Everyone loves this spicy soup from the Central Plain of Thailand. It takes only few minutes to prepare and cook it.
750 ml vegetable stock or chicken Thai soup stock
40 g galangal
1 kaffir lime leaf
1 lemongrass stalk
4 cherry tomatoes, cut in half
1/2 onion, sliced
2 tablespoons tamarind juice
2 tablespoon fish sauce
1 tablespoon roasted chili paste
200 g chicken, bite-size
6 oyster mushrooms, cut in half
4 small shallots, sliced
2 small fresh chilies finely sliced (optional)
Chopped fresh coriander leaves and spring onion, to garnish
Bring vegetable or chicken stock to a boil. Add galangal, lime leaf and lemongrass. Boil rapidly for 1 or 2 minutes then add onion and shallots
Turn down heat to low. Stir in fish sauce, roasted chili paste and tamarind juice. Simmer for another minute.
Add chicken and mushrooms. Cook for another 3 minutes. Taste to see if extra fish sauce, roasted chili paste or tamarind juice is needed. Add sliced chilies, if using.
Garnish with chopped coriander leaves and spring onions.

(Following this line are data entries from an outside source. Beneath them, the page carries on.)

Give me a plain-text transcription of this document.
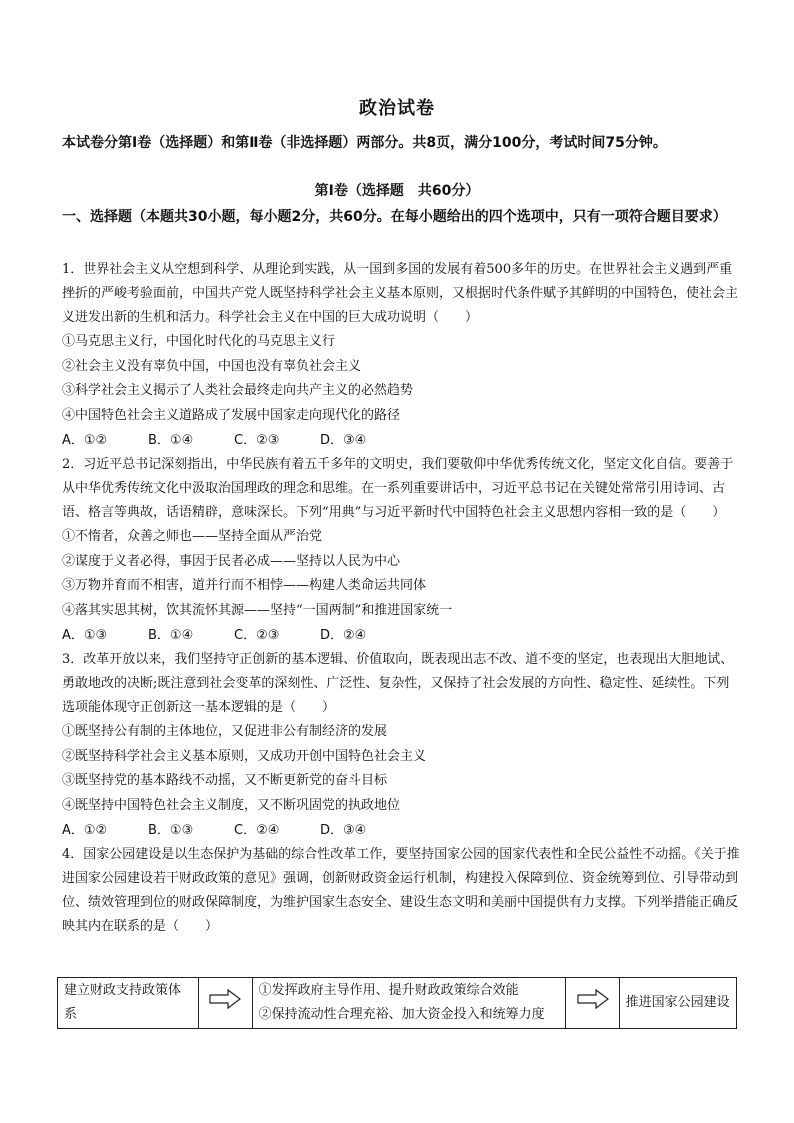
政治试卷
本试卷分第Ⅰ卷（选择题）和第Ⅱ卷（非选择题）两部分。共8页，满分100分，考试时间75分钟。
第Ⅰ卷（选择题　共60分）
一、选择题（本题共30小题，每小题2分，共60分。在每小题给出的四个选项中，只有一项符合题目要求）

1．世界社会主义从空想到科学、从理论到实践，从一国到多国的发展有着500多年的历史。在世界社会主义遇到严重挫折的严峻考验面前，中国共产党人既坚持科学社会主义基本原则，又根据时代条件赋予其鲜明的中国特色，使社会主义迸发出新的生机和活力。科学社会主义在中国的巨大成功说明（　　）

①马克思主义行，中国化时代化的马克思主义行

②社会主义没有辜负中国，中国也没有辜负社会主义

③科学社会主义揭示了人类社会最终走向共产主义的必然趋势

④中国特色社会主义道路成了发展中国家走向现代化的路径

A．①②	B．①④	C．②③	D．③④

2．习近平总书记深刻指出，中华民族有着五千多年的文明史，我们要敬仰中华优秀传统文化，坚定文化自信。要善于从中华优秀传统文化中汲取治国理政的理念和思维。在一系列重要讲话中，习近平总书记在关键处常常引用诗词、古语、格言等典故，话语精辟，意味深长。下列“用典”与习近平新时代中国特色社会主义思想内容相一致的是（　　）

①不惰者，众善之师也——坚持全面从严治党

②谋度于义者必得，事因于民者必成——坚持以人民为中心

③万物并育而不相害，道并行而不相悖——构建人类命运共同体

④落其实思其树，饮其流怀其源——坚持“一国两制”和推进国家统一

A．①③	B．①④	C．②③	D．②④

3．改革开放以来，我们坚持守正创新的基本逻辑、价值取向，既表现出志不改、道不变的坚定，也表现出大胆地试、勇敢地改的决断;既注意到社会变革的深刻性、广泛性、复杂性，又保持了社会发展的方向性、稳定性、延续性。下列选项能体现守正创新这一基本逻辑的是（　　）

①既坚持公有制的主体地位，又促进非公有制经济的发展

②既坚持科学社会主义基本原则，又成功开创中国特色社会主义

③既坚持党的基本路线不动摇，又不断更新党的奋斗目标

④既坚持中国特色社会主义制度，又不断巩固党的执政地位

A．①②	B．①③	C．②④	D．③④

4．国家公园建设是以生态保护为基础的综合性改革工作，要坚持国家公园的国家代表性和全民公益性不动摇。《关于推进国家公园建设若干财政政策的意见》强调，创新财政资金运行机制，构建投入保障到位、资金统筹到位、引导带动到位、绩效管理到位的财政保障制度，为维护国家生态安全、建设生态文明和美丽中国提供有力支撑。下列举措能正确反映其内在联系的是（　　）

建立财政支持政策体系		
①发挥政府主导作用、提升财政政策综合效能
②保持流动性合理充裕、加大资金投入和统筹力度
		推进国家公园建设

Tip: galangal, kaffir leaves and lemongrass are the "bouquet garni" of many Thai soups. Like a bouquet garni, they bring flavors but are not consumed as such. Proceed as follows, so they give off flavors, but you can take them away easily when you're done cooking: Cut the galangal lengthwise and not sliced. Flatten, without breaking, with a pestle.Simply crumple the kaffir leaf between your fingers, without breaking the leaf. With a pestle, flatten the lemongrass stalks, all the way.You can also crush the shallots very lightly with the pestle, instead of slicing them.